Just after Jesus Navas hit the post in the 75th minute, United could’ve scored twice in the following minutes. A brilliant Wayne Rooney run where he made the City defence look like static chicanes should have resulted in a United goal. A split second hesitancy stopped him, from pulling the trigger and he laid the ball off to Robin van Persie. A minute later, Marouane Fellaini lost his compatriot, the outstanding Vincent Kompany to have a free header which he somehow contrived to send harmlessly wide via his shoulder. You can bet your life that if Vincent Kompany gives you one chance like that in a game, he won’t give you another. That was when I knew United were going to lose.  

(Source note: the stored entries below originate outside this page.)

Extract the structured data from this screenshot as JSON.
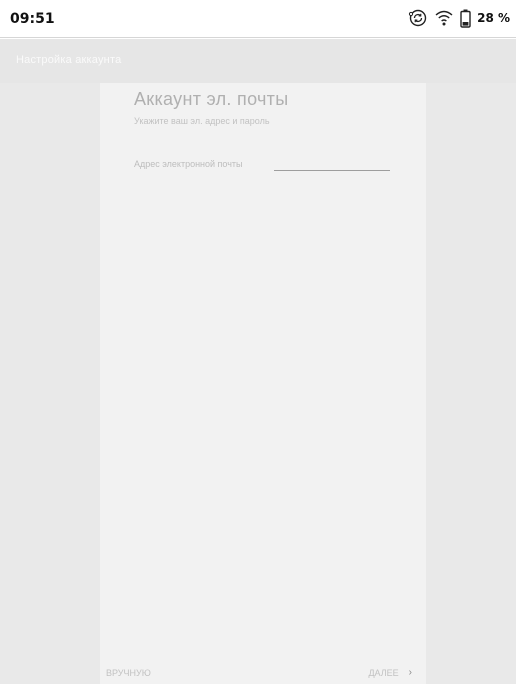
{
  "status_bar": {
    "time": "09:51",
    "battery": "28 %",
    "icons": [
      "sync-icon",
      "wifi-icon",
      "battery-icon"
    ]
  },
  "title_bar": {
    "title": "Настройка аккаунта"
  },
  "form": {
    "title": "Аккаунт эл. почты",
    "subtitle": "Укажите ваш эл. адрес и пароль",
    "email_label": "Адрес электронной почты",
    "email_value": "",
    "email_placeholder": ""
  },
  "footer": {
    "manual_label": "ВРУЧНУЮ",
    "next_label": "ДАЛЕЕ",
    "next_icon": "chevron-right-icon"
  }
}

They doth protest too much

I know four reds who got tickets for the United section today. They unanimously said that it was full of faces that they didn’t recognise. I have a feeling that the United end was full of people who go to to one, maybe two matches a season. The pubs on Deansgate, London Road and Liverpool Street were full of time served and well travelled reds. The kind of lads ‘n’ lasses that you will see when United play away at Norwich a couple of days after Christmas. The kind of lads and lasses who will be at Southampton on a Monday night in a months time. The kind of lads ‘n’ lasses that get blown out every time United play a big away match at Anfield, Arsenal, City et al.

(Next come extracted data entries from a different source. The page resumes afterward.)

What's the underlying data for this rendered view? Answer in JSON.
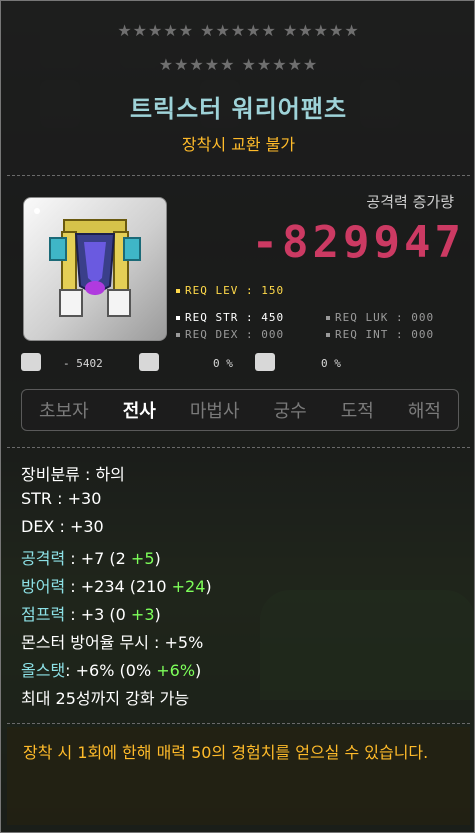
{
  "stars": {
    "row1": "★★★★★ ★★★★★ ★★★★★",
    "row2": "★★★★★ ★★★★★"
  },
  "item": {
    "name": "트릭스터 워리어팬츠",
    "note": "장착시 교환 불가",
    "icon": "warrior-pants-icon"
  },
  "attack": {
    "label": "공격력 증가량",
    "value": "-829947"
  },
  "requirements": {
    "lev": "REQ LEV : 150",
    "str": "REQ STR : 450",
    "luk": "REQ LUK : 000",
    "dex": "REQ DEX : 000",
    "int": "REQ INT : 000"
  },
  "badges": {
    "mini1_value": "- 5402",
    "pct1": "0 %",
    "pct2": "0 %"
  },
  "jobs": [
    "초보자",
    "전사",
    "마법사",
    "궁수",
    "도적",
    "해적"
  ],
  "stats": {
    "category": "장비분류 : 하의",
    "str": "STR : +30",
    "dex": "DEX : +30",
    "atk": {
      "k": "공격력",
      "v1": " : +7 (2 ",
      "v2": "+5",
      "v3": ")"
    },
    "def": {
      "k": "방어력",
      "v1": " : +234 (210 ",
      "v2": "+24",
      "v3": ")"
    },
    "jump": {
      "k": "점프력",
      "v1": " : +3 (0 ",
      "v2": "+3",
      "v3": ")"
    },
    "ignore": "몬스터 방어율 무시 : +5%",
    "all": {
      "k": "올스탯",
      "v1": ": +6% (0% ",
      "v2": "+6%",
      "v3": ")"
    },
    "enhance": "최대 25성까지 강화 가능"
  },
  "description": "장착 시 1회에 한해 매력 50의 경험치를 얻으실 수 있습니다.",
  "colors": {
    "name": "#9ed3d8",
    "note": "#ffbb2a",
    "attack": "#cc3a63",
    "bonus": "#7dff5a",
    "stat_key": "#8ce0e5"
  }
}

Inconsolable reds in town last night. Wouldn’t have it any other way

Statistically, this is United’s worst start to a season since the 1986/87 season. It was at this precise point of that season that Ron Atkinson was sacked. That team were in decline and it would take nearly three years to put right. After today’s match, we know that City still have a better side than United but after last season’s batterings at their hands, the gap is definitely closing. The more astute blues know that too.

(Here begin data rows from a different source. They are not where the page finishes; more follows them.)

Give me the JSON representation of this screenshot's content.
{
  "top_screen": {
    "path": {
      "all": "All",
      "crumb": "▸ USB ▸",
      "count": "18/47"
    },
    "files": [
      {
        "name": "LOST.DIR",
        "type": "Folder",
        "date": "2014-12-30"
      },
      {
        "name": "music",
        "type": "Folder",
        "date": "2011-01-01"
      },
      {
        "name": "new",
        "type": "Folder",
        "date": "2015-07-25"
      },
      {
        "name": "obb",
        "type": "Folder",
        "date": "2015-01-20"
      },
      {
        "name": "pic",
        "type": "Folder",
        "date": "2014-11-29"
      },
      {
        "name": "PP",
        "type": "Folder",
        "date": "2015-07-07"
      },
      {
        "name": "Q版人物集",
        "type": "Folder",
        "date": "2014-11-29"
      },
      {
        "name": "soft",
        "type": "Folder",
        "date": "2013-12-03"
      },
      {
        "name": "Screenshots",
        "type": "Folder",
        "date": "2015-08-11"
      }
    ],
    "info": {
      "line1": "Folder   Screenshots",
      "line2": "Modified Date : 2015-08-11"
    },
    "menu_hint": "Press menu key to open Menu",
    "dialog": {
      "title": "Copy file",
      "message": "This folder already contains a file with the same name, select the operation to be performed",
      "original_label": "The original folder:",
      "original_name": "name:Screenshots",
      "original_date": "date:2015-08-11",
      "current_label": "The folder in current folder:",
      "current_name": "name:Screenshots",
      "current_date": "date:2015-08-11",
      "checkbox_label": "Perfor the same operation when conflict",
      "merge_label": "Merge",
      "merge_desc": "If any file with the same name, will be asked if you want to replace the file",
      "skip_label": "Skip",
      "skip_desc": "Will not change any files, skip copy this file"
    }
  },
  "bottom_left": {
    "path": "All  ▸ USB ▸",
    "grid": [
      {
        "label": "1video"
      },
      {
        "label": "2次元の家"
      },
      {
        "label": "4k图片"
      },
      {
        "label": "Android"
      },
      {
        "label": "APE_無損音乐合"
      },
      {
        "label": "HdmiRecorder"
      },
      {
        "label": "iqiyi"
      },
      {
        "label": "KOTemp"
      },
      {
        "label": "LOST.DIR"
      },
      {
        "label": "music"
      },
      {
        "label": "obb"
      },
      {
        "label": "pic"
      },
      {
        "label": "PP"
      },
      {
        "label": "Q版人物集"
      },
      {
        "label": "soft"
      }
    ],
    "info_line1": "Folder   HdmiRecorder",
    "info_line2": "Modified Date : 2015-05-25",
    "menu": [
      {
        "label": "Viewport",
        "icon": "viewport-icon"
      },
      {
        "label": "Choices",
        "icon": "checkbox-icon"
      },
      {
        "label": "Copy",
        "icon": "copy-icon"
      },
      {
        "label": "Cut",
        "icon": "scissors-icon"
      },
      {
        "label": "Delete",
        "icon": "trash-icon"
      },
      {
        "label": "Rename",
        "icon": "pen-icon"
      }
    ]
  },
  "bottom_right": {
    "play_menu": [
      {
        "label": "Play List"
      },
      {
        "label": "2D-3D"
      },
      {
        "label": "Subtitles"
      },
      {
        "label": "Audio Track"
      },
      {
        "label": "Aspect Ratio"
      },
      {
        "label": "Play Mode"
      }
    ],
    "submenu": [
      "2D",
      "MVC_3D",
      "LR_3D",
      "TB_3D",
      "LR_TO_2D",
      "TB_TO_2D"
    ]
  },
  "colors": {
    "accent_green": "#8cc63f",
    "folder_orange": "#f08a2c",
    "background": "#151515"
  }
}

2 thoughts on “The Kind of Lads ‘n’ Lasses – Manchester 3rd November 2014”

  1. The favour we did City last week was full and final payment for keeping the mickies hands off the title.

    Until the sending off, United seemed to be doing a good job, not good enough to win a title , but in a confidence building kind of way. United are definitely getting better, as for City, who gives a fuck about them? Their own fans don’t by the looks of things.

  2. On the subject of tickets:

    I went to get the tram yday from navigation road into town, until I heard a lady in the car park shout to a couple who had just parked their 4×4 that trams were only running from Timperley. The couple got back into the Range Rover, so I flagged them down and asked if I could have a lift with them to the next stop. They kindly obliged and asked if I was going to the match too. Although ticketless I replied yes for the sake of it. It then quickly emerged that he was an Arsenal fan originally from London. He works as an accountant now and lives opposite David Gill. His mates daughter once went out with Mario Ballotelli. His wife confessed to not being into football really, but they often get tickets to games through work. I said I assumed they had tickets in the man city end then. They replied that they simply didn’t know and would find out when they got there. Now the chances are they were home end tickets, but you can’t be sure can you?. I didn’t pester them about it but it wound me right up that there was even a chance this pair could have briefs in our end whilst there were hardcore reds either ticketless or paying absurd prices in town. Anyway, I thanked the posh git with a handful of moustache trendies which baffled him and got on my way. Oh well, roll on Southampton.